The World Bank says it is ready to provide 2019/20 budget support if Treasury tightens the grip on expenditure controls to show prudence and fiscal discipline.
World Bank country manager Greg Toulmin said in an interview on Friday in Lilongwe that the bank is keen on supporting the government to achieve economic growth by addressing impediments to the realisation of the growth path.
He said: “We have been discussing with the Minister of Finance and I told him what will be the basis for us to provide budget support, I hope he should be able to explain to you.

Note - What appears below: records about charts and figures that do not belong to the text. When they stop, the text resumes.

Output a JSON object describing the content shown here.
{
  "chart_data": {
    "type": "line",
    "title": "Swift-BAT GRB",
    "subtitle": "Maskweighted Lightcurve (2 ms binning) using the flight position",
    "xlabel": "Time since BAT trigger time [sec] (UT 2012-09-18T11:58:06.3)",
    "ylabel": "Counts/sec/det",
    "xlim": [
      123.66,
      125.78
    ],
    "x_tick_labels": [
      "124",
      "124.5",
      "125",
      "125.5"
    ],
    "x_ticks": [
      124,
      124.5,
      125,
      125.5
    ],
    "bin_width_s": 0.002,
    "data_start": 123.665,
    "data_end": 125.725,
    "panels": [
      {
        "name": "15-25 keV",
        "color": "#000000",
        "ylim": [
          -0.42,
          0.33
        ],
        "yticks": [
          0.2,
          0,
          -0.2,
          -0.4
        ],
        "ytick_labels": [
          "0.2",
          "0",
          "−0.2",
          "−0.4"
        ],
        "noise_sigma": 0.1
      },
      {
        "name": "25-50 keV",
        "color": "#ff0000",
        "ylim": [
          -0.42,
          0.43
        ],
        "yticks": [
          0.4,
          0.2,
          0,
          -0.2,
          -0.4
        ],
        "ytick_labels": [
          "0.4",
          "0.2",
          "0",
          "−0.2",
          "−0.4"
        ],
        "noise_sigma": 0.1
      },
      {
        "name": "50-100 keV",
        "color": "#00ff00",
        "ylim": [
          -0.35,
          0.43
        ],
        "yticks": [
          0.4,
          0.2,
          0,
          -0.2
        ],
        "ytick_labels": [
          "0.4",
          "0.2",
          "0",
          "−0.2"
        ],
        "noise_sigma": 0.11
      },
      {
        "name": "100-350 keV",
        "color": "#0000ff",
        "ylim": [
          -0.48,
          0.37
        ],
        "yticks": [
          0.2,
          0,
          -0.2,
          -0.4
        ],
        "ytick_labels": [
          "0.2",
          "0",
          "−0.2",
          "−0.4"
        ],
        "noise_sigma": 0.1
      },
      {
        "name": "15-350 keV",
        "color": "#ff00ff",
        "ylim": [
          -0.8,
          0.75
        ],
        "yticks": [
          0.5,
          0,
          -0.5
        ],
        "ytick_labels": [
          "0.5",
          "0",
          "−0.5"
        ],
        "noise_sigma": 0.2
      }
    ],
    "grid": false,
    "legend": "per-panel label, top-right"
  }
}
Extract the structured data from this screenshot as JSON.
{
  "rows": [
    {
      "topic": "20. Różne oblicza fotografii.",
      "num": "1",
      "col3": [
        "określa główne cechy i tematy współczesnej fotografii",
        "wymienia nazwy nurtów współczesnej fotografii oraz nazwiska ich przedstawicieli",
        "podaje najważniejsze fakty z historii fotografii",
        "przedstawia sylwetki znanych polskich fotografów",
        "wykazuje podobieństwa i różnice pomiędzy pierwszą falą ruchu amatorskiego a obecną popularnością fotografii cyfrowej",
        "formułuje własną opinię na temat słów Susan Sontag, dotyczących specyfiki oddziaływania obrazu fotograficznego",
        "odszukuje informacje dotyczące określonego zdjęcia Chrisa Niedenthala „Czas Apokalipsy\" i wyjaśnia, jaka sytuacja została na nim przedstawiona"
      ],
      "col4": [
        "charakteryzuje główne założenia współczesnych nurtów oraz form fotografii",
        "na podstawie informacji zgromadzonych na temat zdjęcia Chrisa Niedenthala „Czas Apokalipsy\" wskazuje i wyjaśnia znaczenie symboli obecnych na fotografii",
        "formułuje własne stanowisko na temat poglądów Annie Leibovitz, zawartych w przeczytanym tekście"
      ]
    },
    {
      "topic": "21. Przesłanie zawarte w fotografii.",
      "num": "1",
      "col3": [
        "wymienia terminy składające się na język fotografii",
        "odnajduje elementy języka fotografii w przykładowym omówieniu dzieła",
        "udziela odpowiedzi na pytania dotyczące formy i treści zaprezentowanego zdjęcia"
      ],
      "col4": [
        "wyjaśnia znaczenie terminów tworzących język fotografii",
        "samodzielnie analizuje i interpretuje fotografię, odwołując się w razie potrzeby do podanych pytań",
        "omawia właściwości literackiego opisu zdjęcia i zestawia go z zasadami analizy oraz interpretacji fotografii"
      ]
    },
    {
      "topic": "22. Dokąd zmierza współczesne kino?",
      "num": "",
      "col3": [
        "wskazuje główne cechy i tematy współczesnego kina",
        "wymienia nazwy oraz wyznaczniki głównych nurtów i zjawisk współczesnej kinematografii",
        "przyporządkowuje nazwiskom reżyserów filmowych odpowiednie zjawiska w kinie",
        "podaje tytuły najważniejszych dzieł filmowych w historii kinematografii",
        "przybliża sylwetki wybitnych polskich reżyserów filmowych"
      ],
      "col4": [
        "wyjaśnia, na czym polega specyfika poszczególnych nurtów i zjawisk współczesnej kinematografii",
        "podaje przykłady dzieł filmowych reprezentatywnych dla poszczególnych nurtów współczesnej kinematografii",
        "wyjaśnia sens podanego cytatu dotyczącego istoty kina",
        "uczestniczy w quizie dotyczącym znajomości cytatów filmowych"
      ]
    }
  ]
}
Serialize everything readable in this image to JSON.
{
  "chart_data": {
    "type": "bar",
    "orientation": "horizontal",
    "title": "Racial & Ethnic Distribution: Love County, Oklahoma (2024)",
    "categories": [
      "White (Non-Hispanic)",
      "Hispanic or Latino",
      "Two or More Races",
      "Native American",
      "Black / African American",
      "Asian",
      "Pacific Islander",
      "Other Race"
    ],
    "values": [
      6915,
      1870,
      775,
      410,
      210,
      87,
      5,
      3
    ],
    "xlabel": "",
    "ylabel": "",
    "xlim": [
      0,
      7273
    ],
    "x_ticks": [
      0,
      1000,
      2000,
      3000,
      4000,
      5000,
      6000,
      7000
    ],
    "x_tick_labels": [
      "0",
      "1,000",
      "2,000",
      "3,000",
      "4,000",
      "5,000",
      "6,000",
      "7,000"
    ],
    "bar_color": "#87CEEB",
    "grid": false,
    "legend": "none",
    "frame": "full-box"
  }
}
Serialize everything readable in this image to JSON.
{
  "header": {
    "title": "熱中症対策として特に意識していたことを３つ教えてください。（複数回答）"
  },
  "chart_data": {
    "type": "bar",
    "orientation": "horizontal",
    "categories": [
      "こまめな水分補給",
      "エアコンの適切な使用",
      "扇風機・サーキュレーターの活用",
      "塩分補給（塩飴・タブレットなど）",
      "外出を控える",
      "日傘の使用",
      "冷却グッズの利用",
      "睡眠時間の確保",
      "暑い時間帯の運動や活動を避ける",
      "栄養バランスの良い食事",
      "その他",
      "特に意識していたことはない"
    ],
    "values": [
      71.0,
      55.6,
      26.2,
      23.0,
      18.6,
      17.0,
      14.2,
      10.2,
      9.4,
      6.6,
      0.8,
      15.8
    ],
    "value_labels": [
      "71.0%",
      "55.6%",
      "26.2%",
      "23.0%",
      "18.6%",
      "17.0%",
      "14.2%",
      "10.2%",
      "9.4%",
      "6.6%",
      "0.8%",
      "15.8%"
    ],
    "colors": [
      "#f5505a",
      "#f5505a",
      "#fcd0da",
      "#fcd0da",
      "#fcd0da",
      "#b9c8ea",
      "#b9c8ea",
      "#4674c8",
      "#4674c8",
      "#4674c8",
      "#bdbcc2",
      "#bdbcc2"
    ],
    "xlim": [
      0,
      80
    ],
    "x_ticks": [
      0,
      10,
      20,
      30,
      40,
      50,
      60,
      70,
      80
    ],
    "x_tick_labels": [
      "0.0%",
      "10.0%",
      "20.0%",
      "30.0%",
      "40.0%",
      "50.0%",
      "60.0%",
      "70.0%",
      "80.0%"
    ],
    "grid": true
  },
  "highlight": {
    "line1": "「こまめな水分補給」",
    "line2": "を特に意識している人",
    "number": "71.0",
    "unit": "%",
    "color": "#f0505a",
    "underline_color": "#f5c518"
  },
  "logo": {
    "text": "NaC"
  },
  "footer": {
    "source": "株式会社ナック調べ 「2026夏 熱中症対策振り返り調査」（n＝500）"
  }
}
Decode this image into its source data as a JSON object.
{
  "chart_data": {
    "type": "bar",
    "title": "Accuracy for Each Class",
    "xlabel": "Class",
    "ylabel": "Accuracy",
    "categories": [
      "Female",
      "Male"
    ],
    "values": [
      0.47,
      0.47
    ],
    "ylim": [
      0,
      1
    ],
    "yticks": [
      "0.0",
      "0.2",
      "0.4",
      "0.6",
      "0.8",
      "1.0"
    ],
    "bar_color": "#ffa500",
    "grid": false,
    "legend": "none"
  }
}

In terms of growth, Malawi needs interventions geared at more tax collection, leading to having more revenue for government operations.
“On our part, we are very keen to have a conversation with government around constraints to growth and one of which is the energy sector, to ensure the country has access to consistent and reliable energy which can create room for expansion of businesses.
“Similarly, we are also looking at the reliable Information and Communication Technology [ICT] and helping to expand the commercialisation of agriculture along with a number of components that should come together.”
In an interview on Friday, Minister of Finance, Economic Planning and Development Joseph Mwanamvekha confirmed meeting the World Bank and other development partners to seek budget support as part of a resource mobilisation initiative in preparation for the 2019/20 National Budget.
He said: “The World Bank is looking at reforms in terms of financial prudence and monitoring the parastatals’ performance, strengthening financial governance and prudent use of resources at all levels of the government, including parastatals.”
Mwanamvekha said the World Bank wants Treasury to pay a closer look at financial governance which includes prudence in procurement processes, adding that Treasury is already working on the benchmarks and is positive to get budget support.
Economics Association of Malawi president Chikumbutso Kalilombe last week said Treasury needed to exercise prudence at all cost if the economy is to sustain the existing stability gains and register growth.
Similarly, Parliamentary Budget and Finance Committee chairperson Sosten Gwengwe urged Treasury to consider strong austerity measures to ensure that there is no fiscal slippage.
During the last financial year, the World Bank rescinded its pledge to disburse K60 billion in budgetary support to Malawi, a development that forced Treasury to trim its planned expenditure.
Among other reasons, the bank cited failure by Cabinet to discuss proposed Agricultural Development and Marketing Corporation (Admarc) reforms that would help to turn it around to become profitable.
It was envisaged the budgetary support could have gone a long way in reducing the domestic debt which has now reached K1.7 trillion or 32.3 percent of gross domestic product (GDP) as at December 2018.